La fotografia di scena è, per sua natura, duplice: da un lato documento, dall’altro strumento di comunicazione e promozione. Nel secondo dopoguerra, questo ambito ha visto emergere figure femminili determinanti, che hanno restituito immagini capaci di fissare non solo attori e attrici, ma anche i mutamenti sociali e culturali in atto.
Nel primo panel del convegno, il progetto WOW ha fatto da cornice a una riflessione articolata sul ruolo delle donne dentro e fuori dal set. Coraline Refort (Università di Sassari) ha proposto una mappatura delle “divigrafie” – autobiografie delle attrici italiane – evidenziando come questi testi ibridi contribuiscano alla costruzione dell’identità pubblica, oscillando tra verità e performance.
Irene Caravita ha invece posto al centro il legame tra fotografe e attrici, concentrandosi su figure come Elisabetta Catalano, autodidatta che ha trasformato i set cinematografici in studi di posa.
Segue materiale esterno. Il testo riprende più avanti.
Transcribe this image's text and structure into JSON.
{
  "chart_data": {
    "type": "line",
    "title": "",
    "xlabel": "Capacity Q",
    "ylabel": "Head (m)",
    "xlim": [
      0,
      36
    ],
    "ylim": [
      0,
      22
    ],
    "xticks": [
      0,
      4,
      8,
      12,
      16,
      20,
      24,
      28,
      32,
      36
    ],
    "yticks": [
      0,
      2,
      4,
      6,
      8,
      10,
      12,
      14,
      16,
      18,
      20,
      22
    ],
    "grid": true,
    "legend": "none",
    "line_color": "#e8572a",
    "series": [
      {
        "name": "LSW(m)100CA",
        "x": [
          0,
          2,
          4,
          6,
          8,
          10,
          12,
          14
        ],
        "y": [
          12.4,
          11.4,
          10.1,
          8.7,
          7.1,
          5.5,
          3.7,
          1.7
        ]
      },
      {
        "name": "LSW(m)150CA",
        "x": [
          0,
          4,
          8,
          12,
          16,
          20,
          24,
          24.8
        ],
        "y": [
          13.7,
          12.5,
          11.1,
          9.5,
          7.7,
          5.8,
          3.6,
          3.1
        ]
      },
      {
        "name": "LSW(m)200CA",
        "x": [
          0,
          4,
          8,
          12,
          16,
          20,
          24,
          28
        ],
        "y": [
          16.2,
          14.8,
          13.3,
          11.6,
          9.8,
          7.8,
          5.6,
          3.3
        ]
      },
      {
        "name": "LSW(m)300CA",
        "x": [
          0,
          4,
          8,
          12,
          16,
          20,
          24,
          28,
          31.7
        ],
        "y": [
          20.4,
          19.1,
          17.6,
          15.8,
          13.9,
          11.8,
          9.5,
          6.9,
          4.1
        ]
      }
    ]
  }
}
Mai fotografa ufficiale, Catalano ha lasciato un archivio prezioso in cui l’attrice viene ritratta in una continua negoziazione tra ruolo e autenticità.
Stella Scabelli (Università di Firenze) ha ricostruito una genealogia della fotografia di scena italiana: dalle pratiche silenziose degli anni ’30 all’organizzazione strutturata del dopoguerra, fino all’irruzione del paparazzismo negli anni ’50-’60. È un racconto di invisibilità, riconoscimento e trasformazione tecnica e sociale.
Infine, Arianna Laurenti (IULM) ha presentato un singolare tassello di questa narrazione: i servizi fotografici delle attrici in cucina pubblicati su “La Cucina Italiana”. Spazi privati e stereotipi domestici diventano luoghi strategici di rappresentazione, rivelando quanto la costruzione dell’immagine pubblica passi anche attraverso la messa in scena della quotidianità.
Le fotografe del cinema nell’Italia del dopoguerra non è solo un semplice convegno: è un atto politico e culturale che riporta alla luce uno sguardo femminile a lungo marginalizzato, capace di raccontare il cinema italiano con occhi nuovi – e più veri.